Beschluss vom 22.12.2008 -
BVerwG 8 B 81.08ECLI:DE:BVerwG:2008:221208B8B81.08.0

  • Zitiervorschlag

    BVerwG, Beschluss vom 22.12.2008 - 8 B 81.08 - [ECLI:DE:BVerwG:2008:221208B8B81.08.0]

Beschluss

BVerwG 8 B 81.08

  • VG Cottbus - 09.04.2008 - AZ: VG 1 K 693/07

In der Verwaltungsstreitsache hat der 8. Senat des Bundesverwaltungsgerichts
am 22. Dezember 2008
durch den Vorsitzenden Richter am Bundesverwaltungsgericht Gödel,
die Richterin am Bundesverwaltungsgericht Dr. von Heimburg und
den Richter am Bundesverwaltungsgericht Postier
beschlossen:

  1. Das Urteil des Verwaltungsgerichts Cottbus vom 9. April 2008 wird aufgehoben.
  2. Die Sache wird zur anderweitigen Verhandlung und Entscheidung an das Verwaltungsgericht zurückverwiesen.
  3. Die Entscheidung über die Kosten des Beschwerdeverfahrens bleibt der Schlussentscheidung vorbehalten.
  4. Der Wert des Streitgegenstandes wird für das Beschwerdeverfahren auf 5 813 € festgesetzt.

Gründe

1 Die mit Verfahrensrügen gemäß § 132 Abs. 2 Nr. 3 VwGO begründete Beschwerde des Klägers hat Erfolg. Das Verwaltungsgericht hat sich seiner Überzeugung, dass die Rechtsvorgängerin der Beigeladenen das streitbefangene Grundstück redlich durch Tausch erworben hat, anhand einer unzureichenden Sachaufklärung gebildet. Das angefochtene Urteil beruht auf diesem Verfahrensmangel. Im Interesse der Verfahrensbeschleunigung macht der Senat von der Möglichkeit der Aufhebung der Entscheidung und Zurückverweisung der Sache an das Verwaltungsgericht Gebrauch (§ 133 Abs. 6 VwGO).

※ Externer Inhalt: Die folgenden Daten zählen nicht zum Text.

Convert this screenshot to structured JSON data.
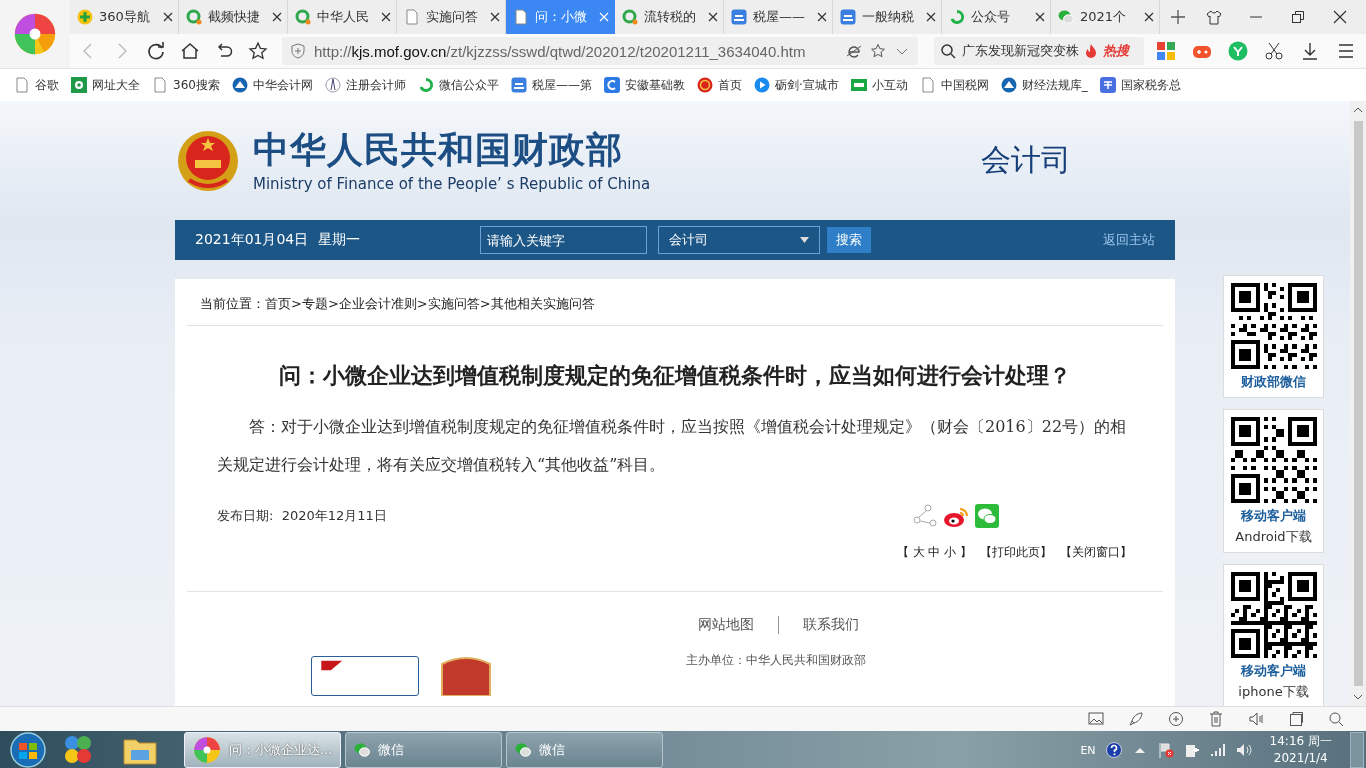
{
  "browser": {
    "tabs": [
      {
        "title": "360导航",
        "kind": "nav360",
        "selected": false
      },
      {
        "title": "截频快捷",
        "kind": "ring",
        "selected": false
      },
      {
        "title": "中华人民",
        "kind": "ring",
        "selected": false
      },
      {
        "title": "实施问答",
        "kind": "page",
        "selected": false
      },
      {
        "title": "问：小微",
        "kind": "page",
        "selected": true
      },
      {
        "title": "流转税的",
        "kind": "ring",
        "selected": false
      },
      {
        "title": "税屋——",
        "kind": "shuiwu",
        "selected": false
      },
      {
        "title": "一般纳税",
        "kind": "shuiwu",
        "selected": false
      },
      {
        "title": "公众号",
        "kind": "swirl",
        "selected": false
      },
      {
        "title": "2021个",
        "kind": "wechat",
        "selected": false
      }
    ],
    "address": {
      "scheme": "http://",
      "host": "kjs.mof.gov.cn",
      "path": "/zt/kjzzss/sswd/qtwd/202012/t20201211_3634040.htm"
    },
    "search": {
      "value": "广东发现新冠突变株",
      "hot": "热搜"
    },
    "bookmarks": [
      {
        "title": "谷歌",
        "kind": "page"
      },
      {
        "title": "网址大全",
        "kind": "flower"
      },
      {
        "title": "360搜索",
        "kind": "page"
      },
      {
        "title": "中华会计网",
        "kind": "peak"
      },
      {
        "title": "注册会计师",
        "kind": "compass"
      },
      {
        "title": "微信公众平",
        "kind": "swirl"
      },
      {
        "title": "税屋——第",
        "kind": "shuiwu"
      },
      {
        "title": "安徽基础教",
        "kind": "cshape"
      },
      {
        "title": "首页",
        "kind": "emblem"
      },
      {
        "title": "砺剑·宣城市",
        "kind": "play"
      },
      {
        "title": "小互动",
        "kind": "greenbox"
      },
      {
        "title": "中国税网",
        "kind": "page"
      },
      {
        "title": "财经法规库_",
        "kind": "peak"
      },
      {
        "title": "国家税务总",
        "kind": "tax"
      }
    ]
  },
  "header": {
    "title": "中华人民共和国财政部",
    "subtitle": "Ministry of Finance of the People’ s Republic of China",
    "department": "会计司"
  },
  "navbar": {
    "date": "2021年01月04日",
    "weekday": "星期一",
    "search_placeholder": "请输入关键字",
    "scope": "会计司",
    "search_button": "搜索",
    "home_link": "返回主站"
  },
  "breadcrumb": "当前位置：首页>专题>企业会计准则>实施问答>其他相关实施问答",
  "article": {
    "title": "问：小微企业达到增值税制度规定的免征增值税条件时，应当如何进行会计处理？",
    "body": "答：对于小微企业达到增值税制度规定的免征增值税条件时，应当按照《增值税会计处理规定》（财会〔2016〕22号）的相关规定进行会计处理，将有关应交增值税转入“其他收益”科目。",
    "publish_label": "发布日期:",
    "publish_date": "2020年12月11日",
    "tools": [
      "【 大 中 小 】",
      "【打印此页】",
      "【关闭窗口】"
    ]
  },
  "footer": {
    "links": [
      "网站地图",
      "联系我们"
    ],
    "host": "主办单位：中华人民共和国财政部"
  },
  "side_cards": [
    {
      "label": "财政部微信"
    },
    {
      "label": "移动客户端",
      "sublabel": "Android下载"
    },
    {
      "label": "移动客户端",
      "sublabel": "iphone下载"
    }
  ],
  "taskbar": {
    "items": [
      {
        "label": "问：小微企业达...",
        "kind": "browser",
        "selected": true
      },
      {
        "label": "微信",
        "kind": "wechat",
        "selected": false
      },
      {
        "label": "微信",
        "kind": "wechat",
        "selected": false
      }
    ],
    "language": "EN",
    "time": "14:16 周一",
    "date": "2021/1/4"
  }
}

2 In ständiger Rechtsprechung verlangt das Bundesverwaltungsgericht von den Verwaltungsbehörden und den Verwaltungsgerichten, dass sie den entscheidungserheblichen Sachverhalt von Amts wegen ermitteln müssen (§ 86 Abs. 1 Satz 1 VwGO). Erst nach erfolgloser Ausschöpfung aller vernünftigerweise in Betracht kommenden Aufklärungsmöglichkeiten ist mit Blick auf den Restitutionsausschluss wegen redlichen Erwerbs zu prüfen, ob greifbare tatsächliche Anhaltspunkte für eine mögliche Unredlichkeit des Erwerbs bestehen (vgl. Beschluss vom 2. November 1998 - BVerwG 8 B 211.98 - Buchholz 428 § 4 VermG Nr. 59). Der von dem Kläger zu Recht gerügte Verfahrensfehler besteht darin, den damaligen Bürgermeister ... R. nicht als Zeugen gehört zu haben, der für den Rat der Gemeinde den Tauschvertrag abgeschlossen hatte.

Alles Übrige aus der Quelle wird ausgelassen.